Many statements were purely circumstantial evidence, which seemed to satisfy the French burden of proof. A psychological profile of Mr Bailey was given in evidence to justify the conviction by a psychiatrist who never met him.
SOLICITOR Frank Buttimer’s description of his client, Ian Bailey, being found guilty in absentia by a French court of the murder of Sophie Toscan du Plantier as ‘a grotesque miscarriage of justice’ sums up the conduct of the trial and its verdict based on largely tenuous evidence, the veracity of which was not properly tested in court, with mainly hearsay statements being taken at face value.
The murder of the French woman on December 23rd, 1996 was a brutal crime and, as far as the Irish authorities – who have jurisdiction over it – are concerned, the case remains unsolved, yet the French judiciary took it upon themselves, disrespectfully, to appoint a magistrate to conduct their own investigation, using a statute that dates back to Napoleonic times. As described by Mr Buttimer, last week’s ‘show trial’ in Paris was mainly for the benefit of the family of M Toscan du Plantier, whose aged parents, her son and other relations have borne the extreme pain of her loss for almost 23 years and will never really get over it as long as they live.
While the victim’s son, Pierre-Louis Baudey-Vignaut, said after Mr Bailey was found guilty that the verdict brought some sense of closure for his family that may have been good for them, psychologically, the crux of it all is that two wrongs – the gruesome murder and the controversial verdict – don’t ever make a right.
The manner in which the initial investigation was conducted by gardaí in terms of the preservation of the crime scene in the immediate aftermath of the murder and the delay in getting the then State pathologist down to Toormore was crucial, and the lack of forensic evidence to link any suspect to the crime meant they were on a hiding to nothing. The mysterious disappearance of a blood-stained gate from near the scene, which could have yielded vital evidence, was both shocking and disturbing.
From the time Mr Bailey was first identified by gardaí at the start of 1997 as their chief suspect, the sole focus switched to trying to gather enough evidence to have him tried. However, there were no forensics and the evidence of some witnesses was either withdrawn subsequently or found to be unreliable, so much so that the Irish Director of Public Prosecutions decided that the evidence gathered would not be strong enough to stand up in court and secure a conviction.
However, this did not deter the French magistrate who took on the case and sent over a team of detectives in 2008 to meet with and take fresh statements from people the gardaí had interviewed in the aftermath of the crime. M Du Plantier’s body was also exhumed for a second post-mortem examination.

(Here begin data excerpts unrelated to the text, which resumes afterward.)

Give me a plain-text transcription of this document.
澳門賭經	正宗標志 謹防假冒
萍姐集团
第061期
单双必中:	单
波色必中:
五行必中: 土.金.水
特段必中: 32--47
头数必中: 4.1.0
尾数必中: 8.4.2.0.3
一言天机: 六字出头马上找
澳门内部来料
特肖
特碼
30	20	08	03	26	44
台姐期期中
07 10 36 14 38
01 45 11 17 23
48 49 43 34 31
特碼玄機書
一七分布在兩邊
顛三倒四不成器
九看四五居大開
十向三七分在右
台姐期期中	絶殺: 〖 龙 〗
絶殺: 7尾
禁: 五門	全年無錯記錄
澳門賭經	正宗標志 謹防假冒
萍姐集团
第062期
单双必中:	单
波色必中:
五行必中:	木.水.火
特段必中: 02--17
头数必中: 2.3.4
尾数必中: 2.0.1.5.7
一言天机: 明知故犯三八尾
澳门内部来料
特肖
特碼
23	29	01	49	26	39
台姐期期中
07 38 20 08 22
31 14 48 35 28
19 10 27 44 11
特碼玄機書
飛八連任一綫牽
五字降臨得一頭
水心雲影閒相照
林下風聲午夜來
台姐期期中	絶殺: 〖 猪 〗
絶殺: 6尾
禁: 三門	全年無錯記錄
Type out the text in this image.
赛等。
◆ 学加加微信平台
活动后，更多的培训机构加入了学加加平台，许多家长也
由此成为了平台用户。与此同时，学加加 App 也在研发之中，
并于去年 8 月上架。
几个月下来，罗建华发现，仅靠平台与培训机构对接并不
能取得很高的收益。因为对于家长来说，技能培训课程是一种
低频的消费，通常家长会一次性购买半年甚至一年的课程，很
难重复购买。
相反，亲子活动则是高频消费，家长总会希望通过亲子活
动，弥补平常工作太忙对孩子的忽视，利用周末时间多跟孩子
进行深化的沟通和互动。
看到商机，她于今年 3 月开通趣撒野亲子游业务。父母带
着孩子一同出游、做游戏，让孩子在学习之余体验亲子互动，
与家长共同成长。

After the French authorities indicted him, Mr Bailey successfully resisted, through the Irish courts, two attempts to extradite him to face trial for the murder. Last week, they went ahead without him in Paris, cherry-picking evidence that was read into the record without being challenged because Mr Bailey and his legal time declined to participate in the trial before three judges and with no jury.
Also, only two of the 22 witnesses who were asked to testify travelled from Ireland to give evidence, mainly because they only got just over a week’s notice, which was too short a time for most people to make arrangements to travel to and stay in Paris at their own expense, although they would be reimbursed afterwards.
Many of the statements were purely circumstantial evidence, which seemed to satisfy the French burden of proof. There was even a psychological profile of Mr Bailey given in evidence to justify the conviction by a psychiatrist who had never even met him.
As a result of the guilty verdict and the 25-year prison sentence imposed, the French authorities are likely to once again seek Mr Bailey’s extradition, which no doubt will be vigorously challenged in the Irish courts. Here in Ireland, opinion may be divided on whether or not Mr Bailey is guilty of the crime, but he is entitled to the presumption of innocence unless proven otherwise and the French version of this does not measure up to Irish standards regarding proving the case beyond a reasonable doubt, therefore their guilty verdict is seriously flawed.
In addition to his determination to robustly challenge any future extradition request for his client, Mr Buttimer also wants the collusion of the Irish authorities with the French, including the Department of Justice and the gardaí, examined given the nature of the proceedings that ensued in Paris.